Matrices¶

Matrix Multiplication¶

Composition of a rotation and a shear

Shear times (Rotation times vector) The composition is the same net result of both operations.

Like: \(f(g(x))\)

\[ M_{2} : \begin{bmatrix} 0 & 2 \\ 1 & 0 \end{bmatrix} \cdot M_{1}: \begin{bmatrix} 1 & -2 \\ 1 & 0 \end{bmatrix}\]

\[\begin{bmatrix} 0 & 2 \\ 1 & 0 \end{bmatrix} \cdot \begin{bmatrix} 1 \\ 1 \end{bmatrix} = \begin{bmatrix} 2 \\ 1 \end{bmatrix} \]

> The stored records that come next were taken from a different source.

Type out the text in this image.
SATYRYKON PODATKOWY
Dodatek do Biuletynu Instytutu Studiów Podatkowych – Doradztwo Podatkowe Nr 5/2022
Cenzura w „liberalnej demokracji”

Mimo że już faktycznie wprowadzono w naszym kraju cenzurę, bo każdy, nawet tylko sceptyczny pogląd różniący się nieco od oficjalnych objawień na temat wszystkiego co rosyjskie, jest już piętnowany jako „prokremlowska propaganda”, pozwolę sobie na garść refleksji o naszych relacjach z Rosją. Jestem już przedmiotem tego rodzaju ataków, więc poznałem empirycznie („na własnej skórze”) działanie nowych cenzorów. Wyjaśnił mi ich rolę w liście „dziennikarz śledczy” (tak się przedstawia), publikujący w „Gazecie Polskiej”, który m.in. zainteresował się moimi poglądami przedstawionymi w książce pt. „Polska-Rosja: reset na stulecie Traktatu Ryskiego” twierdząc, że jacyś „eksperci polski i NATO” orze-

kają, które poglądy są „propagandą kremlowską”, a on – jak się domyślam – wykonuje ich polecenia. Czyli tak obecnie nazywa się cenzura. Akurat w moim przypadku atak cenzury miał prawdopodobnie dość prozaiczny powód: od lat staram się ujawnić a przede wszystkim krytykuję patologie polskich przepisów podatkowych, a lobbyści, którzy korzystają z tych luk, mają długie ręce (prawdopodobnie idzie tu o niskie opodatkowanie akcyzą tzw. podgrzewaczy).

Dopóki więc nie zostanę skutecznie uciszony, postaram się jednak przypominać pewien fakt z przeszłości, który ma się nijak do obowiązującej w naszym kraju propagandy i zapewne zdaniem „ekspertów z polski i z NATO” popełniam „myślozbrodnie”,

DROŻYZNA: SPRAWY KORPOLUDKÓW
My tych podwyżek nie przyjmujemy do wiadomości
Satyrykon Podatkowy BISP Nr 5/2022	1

\[\begin{bmatrix} 0 & 2 \\ 1 & 0 \end{bmatrix} \cdot \begin{bmatrix} -2 \\ 0 \end{bmatrix} = -2 \begin{bmatrix} 0 \\ 1 \end{bmatrix} + 0 \begin{bmatrix} 2 \\ 0 \end{bmatrix} = \begin{bmatrix} 0 \\ -2 \end{bmatrix} \]

\[ M_{2} \cdot M_{1} = \begin{bmatrix} 2 & 0 \\ 1 & -2 \end{bmatrix}\]

Where does \(\hat{i}\) go?
The first column of \(M_{1}\) is \(\hat{i}\).
The first column of the composition matrix will be the result of \(M_{2} \cdot \hat{i}\).
Now, where does \(\hat{j}\) go?
The second column of \(M_{1}\) is \(\hat{j}\).
The second column of the composition matrix will be the result of \(M_{2} \cdot \hat{j}\).

Matrix multiplication is about transformations.

The order of transformations matters!